8) Ausgegangen wird dabei von der Tätigkeit einer LfbA mit einem Lehrdeputat von 18 SWS und einer jährlichen Unterrichtszeit von 30 Wochen, also einer jährlichen Gesamtunterrichtszeit von 540 Unterrichtsstunden. Desweiteren wird das Einstiegsgehalt einer LfbA in der Entgeltgruppe TV-L E13, Stufe 1 zu Grunde gelegt. Aus dem Arbeitgeberbruttoentgelt von ca. 4.400 Euro ergibt sich so ein Unterrichtsstundenentgelt von etwa 100 Euro (4.400 Euro / 45 Unterrichtsstunden = 97,78 Euro).

9) Dies gilt für den vereinfachten Fall, dass auf eine*n Lehrbeauftragte*n je ein Lehrauftrag kommt.

10) Selbst von den 1,5 Mrd. Euro, die Bayern 2018 in die Schuldentilgung steckt, wären es nur etwa drei Prozent.
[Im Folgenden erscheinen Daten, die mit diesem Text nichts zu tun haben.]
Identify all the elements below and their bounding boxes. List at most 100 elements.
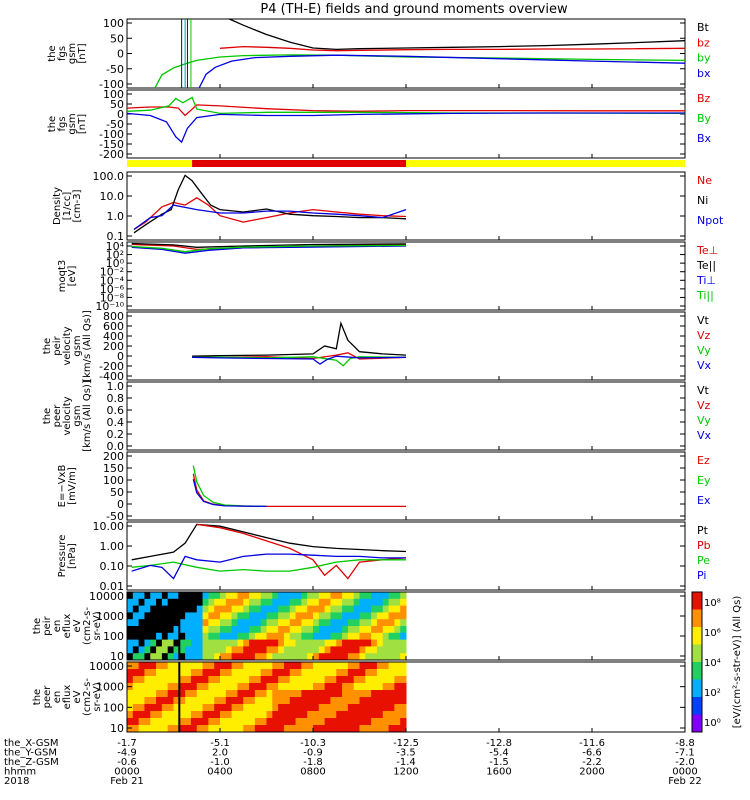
heatmap-cell: [330, 653, 337, 661]
y-tick-label: 10⁻⁶: [100, 283, 125, 296]
heatmap-cell: [289, 639, 297, 647]
heatmap-cell: [336, 605, 343, 613]
heatmap-cell: [167, 639, 174, 647]
heatmap-cell: [301, 704, 308, 712]
y-axis-label: the: [47, 116, 58, 132]
series-line: [192, 465, 267, 508]
heatmap-cell: [376, 711, 384, 719]
heatmap-cell: [150, 592, 157, 600]
heatmap-cell: [307, 711, 314, 719]
y-tick-label: -50: [106, 63, 124, 76]
heatmap-cell: [336, 639, 343, 647]
heatmap-cell: [161, 639, 169, 647]
heatmap-cell: [272, 605, 279, 613]
heatmap-cell: [371, 711, 378, 719]
heatmap-cell: [243, 725, 250, 733]
heatmap-cell: [283, 725, 291, 733]
axis-row-value: -4.9: [117, 748, 137, 759]
heatmap-cell: [289, 669, 297, 677]
heatmap-cell: [249, 639, 256, 647]
heatmap-cell: [324, 619, 331, 627]
heatmap-cell: [313, 605, 320, 613]
y-axis-label: the: [42, 408, 53, 424]
heatmap-cell: [167, 669, 174, 677]
heatmap-cell: [318, 676, 326, 684]
heatmap-cell: [208, 646, 215, 654]
heatmap-cell: [225, 676, 233, 684]
heatmap-cell: [347, 683, 355, 691]
y-tick-label: 0: [117, 498, 124, 511]
heatmap-cell: [225, 725, 233, 733]
y-tick-label: 10⁻²: [100, 266, 124, 279]
heatmap-cell: [289, 653, 297, 661]
heatmap-cell: [161, 704, 169, 712]
year-label: 2018: [4, 776, 29, 787]
heatmap-cell: [144, 639, 151, 647]
heatmap-cell: [324, 605, 331, 613]
heatmap-cell: [289, 683, 297, 691]
heatmap-cell: [150, 697, 157, 705]
heatmap-cell: [249, 711, 256, 719]
heatmap-cell: [231, 619, 238, 627]
heatmap-cell: [185, 662, 192, 670]
heatmap-cell: [324, 612, 331, 620]
heatmap-cell: [249, 626, 256, 634]
heatmap-cell: [202, 718, 209, 726]
heatmap-cell: [249, 612, 256, 620]
heatmap-cell: [330, 683, 337, 691]
heatmap-cell: [138, 646, 145, 654]
legend-entry: Bz: [697, 92, 711, 105]
heatmap-cell: [214, 653, 221, 661]
heatmap-cell: [347, 592, 355, 600]
series-line: [126, 96, 686, 115]
heatmap-cell: [231, 605, 238, 613]
heatmap-cell: [376, 653, 384, 661]
heatmap-cell: [394, 632, 401, 641]
heatmap-cell: [167, 632, 174, 641]
heatmap-cell: [330, 605, 337, 613]
heatmap-cell: [272, 704, 279, 712]
heatmap-cell: [330, 592, 337, 600]
heatmap-cell: [347, 662, 355, 670]
heatmap-cell: [260, 646, 267, 654]
heatmap-cell: [324, 592, 331, 600]
axis-row-value: -3.5: [396, 748, 416, 759]
heatmap-cell: [394, 662, 401, 670]
heatmap-cell: [283, 612, 291, 620]
heatmap-cell: [400, 683, 407, 691]
heatmap-cell: [313, 653, 320, 661]
axis-row-value: -7.1: [675, 748, 695, 759]
heatmap-cell: [388, 725, 395, 733]
heatmap-cell: [190, 653, 198, 661]
heatmap-cell: [243, 598, 250, 607]
heatmap-cell: [260, 612, 267, 620]
heatmap-cell: [307, 718, 314, 726]
heatmap-cell: [342, 653, 349, 661]
heatmap-cell: [150, 612, 157, 620]
heatmap-cell: [173, 704, 180, 712]
heatmap-cell: [150, 646, 157, 654]
heatmap-cell: [278, 704, 285, 712]
colorbar: 10⁸ 10⁶ 10⁴ 10² 10⁰ [eV/(cm²-s-str-eV)] (All …: [691, 591, 743, 733]
heatmap-cell: [208, 669, 215, 677]
heatmap-cell: [254, 690, 262, 698]
colorbar-tick-label: 10⁶: [704, 628, 721, 639]
heatmap-cell: [266, 683, 273, 691]
heatmap-cell: [173, 718, 180, 726]
heatmap-cell: [313, 619, 320, 627]
heatmap-cell: [359, 676, 366, 684]
y-tick-label: -150: [99, 138, 124, 151]
legend-entry: Vy: [697, 414, 711, 427]
heatmap-cell: [179, 711, 186, 719]
heatmap-cell: [359, 653, 366, 661]
heatmap-cell: [394, 704, 401, 712]
heatmap-cell: [237, 711, 244, 719]
heatmap-cell: [283, 711, 291, 719]
heatmap-cell: [167, 646, 174, 654]
heatmap-cell: [179, 612, 186, 620]
heatmap-cell: [272, 619, 279, 627]
panel-frame: [126, 311, 686, 381]
heatmap-cell: [347, 619, 355, 627]
heatmap-cell: [342, 718, 349, 726]
heatmap-cell: [231, 639, 238, 647]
11) Siehe Strategien für die Hochschullehre. Halle a. d. Saale 2017.

Eduard Meusel, promovierter Indogermanist und Klassischer Philologe, arbeitet aktuell als wissenschaftlicher Mitarbeiter an der Bayerischen Akademie der Wissenschaften und ist Sprecher der Landesfachgruppe Hochschule und Forschung der GEW Bayern. Zur prekären Situation der Lehrbeauftragten sprach er vergangenes Jahr als Sachverständiger vor dem Wissenschaftsausschuss des Bayerischen Landtags.